Algunos hosteleros valencianos están descubriendo las algas y también las denominadas ortigas de mar, según la zoología pertenecientes a los antozous. Van muy bien, esencialmente, para los arroces marineros, ya que del mar provienen. Esto podría dar pie a una nueva clasificación de los arroces: mar y marisma, marjal o zonas pantanosas, al igual que existe el “mar y montaña”, más bien piscifactoría y granja. Sino de los tiempos. En fin.
La Rosa tiene justa fama por la calidad de sus materias primas. Se fundó, como merendero para las clases populares, en 1925. Pedro Contell y Juanmi, continuadores del negocio familiar a partir de 1980, han conseguido concitar elogios por su deseo de evolución –apartado producto- en un contexto populista y turístico a causa de que Orson Welles y Hemingway se comieron varias paellas playeras y acabaron con jarras inmensas de sangría cuando visitaban Valencia para las corridas de toros de Fallas o de la Feria de Julio.
Julio Saura y Rafael Monteagudo han puesto en circulación el año 2001 este arroz meloso con caldereta de tefón, aunque también pueden guisarlo en paella. Nosotros lo preferimos en caldereta y no seco, estilo paella seca.

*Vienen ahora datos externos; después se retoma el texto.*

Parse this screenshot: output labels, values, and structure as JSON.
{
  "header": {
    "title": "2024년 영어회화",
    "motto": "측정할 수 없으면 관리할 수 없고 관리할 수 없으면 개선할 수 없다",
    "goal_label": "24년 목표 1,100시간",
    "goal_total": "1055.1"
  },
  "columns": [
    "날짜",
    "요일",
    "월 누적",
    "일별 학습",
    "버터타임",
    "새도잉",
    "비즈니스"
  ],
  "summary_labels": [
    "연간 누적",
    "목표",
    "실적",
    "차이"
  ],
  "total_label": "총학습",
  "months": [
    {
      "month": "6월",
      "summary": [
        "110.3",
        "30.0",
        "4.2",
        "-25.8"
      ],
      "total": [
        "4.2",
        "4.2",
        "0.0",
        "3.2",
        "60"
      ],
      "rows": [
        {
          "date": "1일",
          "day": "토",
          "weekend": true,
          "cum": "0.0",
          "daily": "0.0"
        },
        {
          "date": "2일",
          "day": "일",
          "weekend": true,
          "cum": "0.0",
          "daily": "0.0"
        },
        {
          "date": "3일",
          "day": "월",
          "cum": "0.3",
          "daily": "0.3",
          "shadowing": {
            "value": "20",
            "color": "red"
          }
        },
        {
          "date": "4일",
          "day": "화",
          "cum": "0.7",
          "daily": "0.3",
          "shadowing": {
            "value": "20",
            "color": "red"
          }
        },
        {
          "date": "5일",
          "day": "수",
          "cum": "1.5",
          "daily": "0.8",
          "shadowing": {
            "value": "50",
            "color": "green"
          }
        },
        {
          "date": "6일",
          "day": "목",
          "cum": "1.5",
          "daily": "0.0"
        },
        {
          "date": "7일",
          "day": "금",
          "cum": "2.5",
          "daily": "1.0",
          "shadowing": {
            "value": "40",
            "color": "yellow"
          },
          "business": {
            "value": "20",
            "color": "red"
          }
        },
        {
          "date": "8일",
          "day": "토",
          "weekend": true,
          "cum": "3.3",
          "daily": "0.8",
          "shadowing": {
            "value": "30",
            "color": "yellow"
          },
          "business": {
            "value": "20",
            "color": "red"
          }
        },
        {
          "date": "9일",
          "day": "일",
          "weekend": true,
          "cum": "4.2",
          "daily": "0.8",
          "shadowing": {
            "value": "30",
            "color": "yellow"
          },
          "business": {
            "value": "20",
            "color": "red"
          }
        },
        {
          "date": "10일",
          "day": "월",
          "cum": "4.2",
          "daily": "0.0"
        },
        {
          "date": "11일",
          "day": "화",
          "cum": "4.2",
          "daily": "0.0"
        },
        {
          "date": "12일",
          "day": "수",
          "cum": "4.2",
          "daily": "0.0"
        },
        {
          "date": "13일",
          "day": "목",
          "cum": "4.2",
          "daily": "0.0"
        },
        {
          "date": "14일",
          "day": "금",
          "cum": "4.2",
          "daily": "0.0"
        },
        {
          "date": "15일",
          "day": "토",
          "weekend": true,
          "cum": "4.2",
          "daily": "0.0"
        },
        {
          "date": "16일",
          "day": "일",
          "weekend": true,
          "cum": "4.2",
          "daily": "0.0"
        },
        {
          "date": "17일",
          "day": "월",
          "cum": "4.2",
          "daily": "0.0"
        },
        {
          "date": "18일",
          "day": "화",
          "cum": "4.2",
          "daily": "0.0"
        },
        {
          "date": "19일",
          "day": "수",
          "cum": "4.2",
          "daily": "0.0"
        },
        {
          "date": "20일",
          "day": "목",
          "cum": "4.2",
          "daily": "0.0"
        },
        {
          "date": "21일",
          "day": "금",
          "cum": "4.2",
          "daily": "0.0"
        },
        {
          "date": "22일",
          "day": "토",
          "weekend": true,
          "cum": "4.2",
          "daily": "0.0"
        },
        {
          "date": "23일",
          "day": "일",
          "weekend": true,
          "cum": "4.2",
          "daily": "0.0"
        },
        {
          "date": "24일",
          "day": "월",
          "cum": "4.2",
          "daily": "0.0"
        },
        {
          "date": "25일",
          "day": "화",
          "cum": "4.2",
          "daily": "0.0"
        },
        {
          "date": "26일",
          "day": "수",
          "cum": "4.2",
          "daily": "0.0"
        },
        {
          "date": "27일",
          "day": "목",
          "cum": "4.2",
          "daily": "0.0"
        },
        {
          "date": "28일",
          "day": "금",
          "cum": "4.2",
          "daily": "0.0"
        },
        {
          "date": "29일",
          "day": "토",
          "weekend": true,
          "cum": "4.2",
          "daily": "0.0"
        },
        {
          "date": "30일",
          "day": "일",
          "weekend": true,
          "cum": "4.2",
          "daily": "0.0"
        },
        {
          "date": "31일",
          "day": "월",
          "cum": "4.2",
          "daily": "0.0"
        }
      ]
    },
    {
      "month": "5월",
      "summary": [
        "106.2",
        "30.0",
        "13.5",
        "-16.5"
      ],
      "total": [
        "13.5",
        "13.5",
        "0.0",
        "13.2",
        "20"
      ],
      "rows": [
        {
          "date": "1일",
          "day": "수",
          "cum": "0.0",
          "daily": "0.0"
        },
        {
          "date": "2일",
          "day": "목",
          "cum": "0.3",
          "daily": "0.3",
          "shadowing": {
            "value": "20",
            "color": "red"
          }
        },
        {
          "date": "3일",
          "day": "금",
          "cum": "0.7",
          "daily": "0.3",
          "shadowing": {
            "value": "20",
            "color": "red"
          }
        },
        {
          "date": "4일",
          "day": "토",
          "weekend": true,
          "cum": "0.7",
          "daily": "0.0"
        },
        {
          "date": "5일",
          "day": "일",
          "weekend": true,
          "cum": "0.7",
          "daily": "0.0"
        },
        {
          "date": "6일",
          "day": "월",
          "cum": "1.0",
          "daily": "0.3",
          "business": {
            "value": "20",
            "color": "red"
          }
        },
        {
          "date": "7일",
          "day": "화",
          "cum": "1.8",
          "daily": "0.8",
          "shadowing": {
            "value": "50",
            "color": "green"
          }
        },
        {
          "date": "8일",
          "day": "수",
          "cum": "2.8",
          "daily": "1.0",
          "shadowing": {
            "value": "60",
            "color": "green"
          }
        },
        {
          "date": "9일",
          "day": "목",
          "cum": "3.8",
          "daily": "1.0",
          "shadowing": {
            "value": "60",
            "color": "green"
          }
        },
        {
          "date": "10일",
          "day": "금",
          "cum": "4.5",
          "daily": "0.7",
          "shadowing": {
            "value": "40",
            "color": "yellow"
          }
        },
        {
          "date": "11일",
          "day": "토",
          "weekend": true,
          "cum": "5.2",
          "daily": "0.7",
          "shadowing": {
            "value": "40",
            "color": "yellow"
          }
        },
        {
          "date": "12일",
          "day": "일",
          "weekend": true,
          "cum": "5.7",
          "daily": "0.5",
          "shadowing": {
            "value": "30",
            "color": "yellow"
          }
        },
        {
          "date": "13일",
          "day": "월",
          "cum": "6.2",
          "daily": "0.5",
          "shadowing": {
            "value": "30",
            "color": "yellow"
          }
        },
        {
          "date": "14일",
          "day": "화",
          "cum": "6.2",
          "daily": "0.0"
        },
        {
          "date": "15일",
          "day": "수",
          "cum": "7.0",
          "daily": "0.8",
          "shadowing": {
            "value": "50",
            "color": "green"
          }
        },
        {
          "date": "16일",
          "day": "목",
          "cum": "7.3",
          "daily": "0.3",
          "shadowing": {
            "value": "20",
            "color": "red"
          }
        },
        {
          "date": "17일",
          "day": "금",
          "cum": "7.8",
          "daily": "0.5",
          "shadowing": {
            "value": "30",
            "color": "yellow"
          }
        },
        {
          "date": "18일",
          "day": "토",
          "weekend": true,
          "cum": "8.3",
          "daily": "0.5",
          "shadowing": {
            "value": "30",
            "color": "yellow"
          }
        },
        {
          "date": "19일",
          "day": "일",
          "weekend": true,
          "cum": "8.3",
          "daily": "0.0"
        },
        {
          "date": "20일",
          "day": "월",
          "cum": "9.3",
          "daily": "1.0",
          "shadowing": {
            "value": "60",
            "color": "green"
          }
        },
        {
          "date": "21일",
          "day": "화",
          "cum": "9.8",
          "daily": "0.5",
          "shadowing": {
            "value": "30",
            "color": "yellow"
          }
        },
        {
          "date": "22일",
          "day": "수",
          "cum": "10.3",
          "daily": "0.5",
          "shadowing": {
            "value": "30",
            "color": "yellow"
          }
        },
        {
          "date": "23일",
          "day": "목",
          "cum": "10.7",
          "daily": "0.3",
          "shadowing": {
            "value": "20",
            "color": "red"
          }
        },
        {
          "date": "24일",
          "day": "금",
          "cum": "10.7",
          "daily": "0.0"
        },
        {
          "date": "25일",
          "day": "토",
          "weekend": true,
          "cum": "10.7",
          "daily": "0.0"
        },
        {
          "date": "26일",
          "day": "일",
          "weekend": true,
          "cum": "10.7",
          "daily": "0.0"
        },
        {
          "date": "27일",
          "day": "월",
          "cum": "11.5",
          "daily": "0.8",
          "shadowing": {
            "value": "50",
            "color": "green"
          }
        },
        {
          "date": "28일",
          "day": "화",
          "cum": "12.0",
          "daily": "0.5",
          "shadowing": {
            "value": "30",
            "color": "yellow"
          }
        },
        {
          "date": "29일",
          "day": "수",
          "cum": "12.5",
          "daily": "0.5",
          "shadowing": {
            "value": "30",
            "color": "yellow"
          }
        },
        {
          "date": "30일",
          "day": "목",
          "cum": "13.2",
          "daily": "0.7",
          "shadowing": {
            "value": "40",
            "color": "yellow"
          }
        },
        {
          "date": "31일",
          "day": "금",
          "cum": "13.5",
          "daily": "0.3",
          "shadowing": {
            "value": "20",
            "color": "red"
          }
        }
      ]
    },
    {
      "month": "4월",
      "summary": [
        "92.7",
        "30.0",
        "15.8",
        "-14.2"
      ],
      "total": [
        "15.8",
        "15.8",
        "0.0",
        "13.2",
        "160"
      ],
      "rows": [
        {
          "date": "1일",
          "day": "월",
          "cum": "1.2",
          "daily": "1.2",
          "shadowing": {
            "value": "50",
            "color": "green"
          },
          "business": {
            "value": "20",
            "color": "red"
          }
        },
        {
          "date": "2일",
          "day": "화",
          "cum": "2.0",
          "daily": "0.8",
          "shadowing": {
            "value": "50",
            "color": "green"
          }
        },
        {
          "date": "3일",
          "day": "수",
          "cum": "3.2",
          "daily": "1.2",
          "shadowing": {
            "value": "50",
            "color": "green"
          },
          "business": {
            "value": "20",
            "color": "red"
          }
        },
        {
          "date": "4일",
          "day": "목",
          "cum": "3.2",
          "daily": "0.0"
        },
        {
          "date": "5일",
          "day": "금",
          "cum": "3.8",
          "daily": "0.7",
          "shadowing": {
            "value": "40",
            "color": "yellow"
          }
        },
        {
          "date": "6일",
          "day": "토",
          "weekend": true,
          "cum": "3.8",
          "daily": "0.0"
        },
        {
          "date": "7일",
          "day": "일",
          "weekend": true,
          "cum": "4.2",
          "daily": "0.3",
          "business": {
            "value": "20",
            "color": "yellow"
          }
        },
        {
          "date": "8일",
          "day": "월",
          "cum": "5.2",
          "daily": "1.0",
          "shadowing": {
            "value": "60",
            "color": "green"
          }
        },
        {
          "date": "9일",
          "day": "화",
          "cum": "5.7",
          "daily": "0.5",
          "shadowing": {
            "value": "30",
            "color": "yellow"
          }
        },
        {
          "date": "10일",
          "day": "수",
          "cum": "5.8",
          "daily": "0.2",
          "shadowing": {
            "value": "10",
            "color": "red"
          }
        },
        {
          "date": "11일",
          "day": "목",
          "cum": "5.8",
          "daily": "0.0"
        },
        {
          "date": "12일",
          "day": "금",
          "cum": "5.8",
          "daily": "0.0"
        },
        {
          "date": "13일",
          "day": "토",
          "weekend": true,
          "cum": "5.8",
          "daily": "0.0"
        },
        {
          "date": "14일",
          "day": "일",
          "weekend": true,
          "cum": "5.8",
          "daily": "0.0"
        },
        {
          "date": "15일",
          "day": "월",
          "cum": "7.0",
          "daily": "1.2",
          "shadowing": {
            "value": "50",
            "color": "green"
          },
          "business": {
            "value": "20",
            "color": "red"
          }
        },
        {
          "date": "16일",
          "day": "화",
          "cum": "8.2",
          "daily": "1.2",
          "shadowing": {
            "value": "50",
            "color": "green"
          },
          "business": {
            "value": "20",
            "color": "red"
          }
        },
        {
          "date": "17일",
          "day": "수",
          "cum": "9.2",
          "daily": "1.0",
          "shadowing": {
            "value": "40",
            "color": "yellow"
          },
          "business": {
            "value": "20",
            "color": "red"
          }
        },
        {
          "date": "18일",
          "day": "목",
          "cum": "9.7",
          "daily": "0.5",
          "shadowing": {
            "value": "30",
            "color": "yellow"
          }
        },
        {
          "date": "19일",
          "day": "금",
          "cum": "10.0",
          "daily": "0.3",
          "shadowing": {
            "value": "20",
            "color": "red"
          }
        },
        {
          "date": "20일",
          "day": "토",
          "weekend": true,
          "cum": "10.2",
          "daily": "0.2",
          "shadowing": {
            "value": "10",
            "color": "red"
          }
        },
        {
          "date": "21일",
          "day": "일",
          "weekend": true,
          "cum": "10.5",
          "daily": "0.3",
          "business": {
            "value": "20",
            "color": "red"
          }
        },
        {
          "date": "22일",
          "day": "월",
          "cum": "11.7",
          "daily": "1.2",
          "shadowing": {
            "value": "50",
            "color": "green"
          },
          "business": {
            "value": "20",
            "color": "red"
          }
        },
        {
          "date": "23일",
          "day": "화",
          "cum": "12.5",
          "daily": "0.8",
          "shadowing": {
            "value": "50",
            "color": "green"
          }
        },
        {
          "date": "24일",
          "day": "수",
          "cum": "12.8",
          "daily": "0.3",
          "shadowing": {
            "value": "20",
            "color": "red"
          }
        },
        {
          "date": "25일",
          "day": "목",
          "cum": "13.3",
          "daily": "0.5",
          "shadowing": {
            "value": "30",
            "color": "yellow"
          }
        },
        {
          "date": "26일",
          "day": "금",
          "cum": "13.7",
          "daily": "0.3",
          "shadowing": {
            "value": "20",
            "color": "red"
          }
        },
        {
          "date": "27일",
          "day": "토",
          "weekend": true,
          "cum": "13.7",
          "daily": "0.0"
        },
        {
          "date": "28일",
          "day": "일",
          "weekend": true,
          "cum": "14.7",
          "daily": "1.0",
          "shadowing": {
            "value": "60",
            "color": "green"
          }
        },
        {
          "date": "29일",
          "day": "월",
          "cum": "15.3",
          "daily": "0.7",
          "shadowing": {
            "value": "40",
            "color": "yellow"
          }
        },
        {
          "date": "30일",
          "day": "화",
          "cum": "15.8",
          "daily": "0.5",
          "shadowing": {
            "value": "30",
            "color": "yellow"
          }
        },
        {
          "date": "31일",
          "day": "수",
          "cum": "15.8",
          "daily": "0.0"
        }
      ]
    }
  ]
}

Se parte, como es ortodoxia, de un caldo de pescados de roca o simplemente del día, aprovechando aquellas partes no comercializables, práctica común en la hostelería y en los domicilios más puestos. Se sofríen con aceite de 0,4º unos chipirones y las ortigas (de Vinaroz). Tras unas vueltas, hay que poner alcachofas cuarteadas (en temporada; si no es el tiempo, sirve otra verdura o hasta unos “boletus edulis”) y habas peladas. Se añade un tomate natural, maduro, triturado y tamizado, más ajo muy picado. Acto seguido, la morralla u otros pescados utilizables.
Una cocción de todo el conjunto durante unos cinco minutos es el lapso de tiempo correcto para echar el arroz, en este caso de la calidad granza. Catorce minutos a fuego medio-alto y otros tres de reposo para que se trabe el caldo y llegue a la mesa meloso. Una loable alternativa a los sota, caballo y rey del abanico arrocero de la ciudad, restringido a seis u ocho fórmulas no siempre por falta de iniciativa de los hosteleros, sino, lo más a menudo, a causa del conservadurismo de la clientela.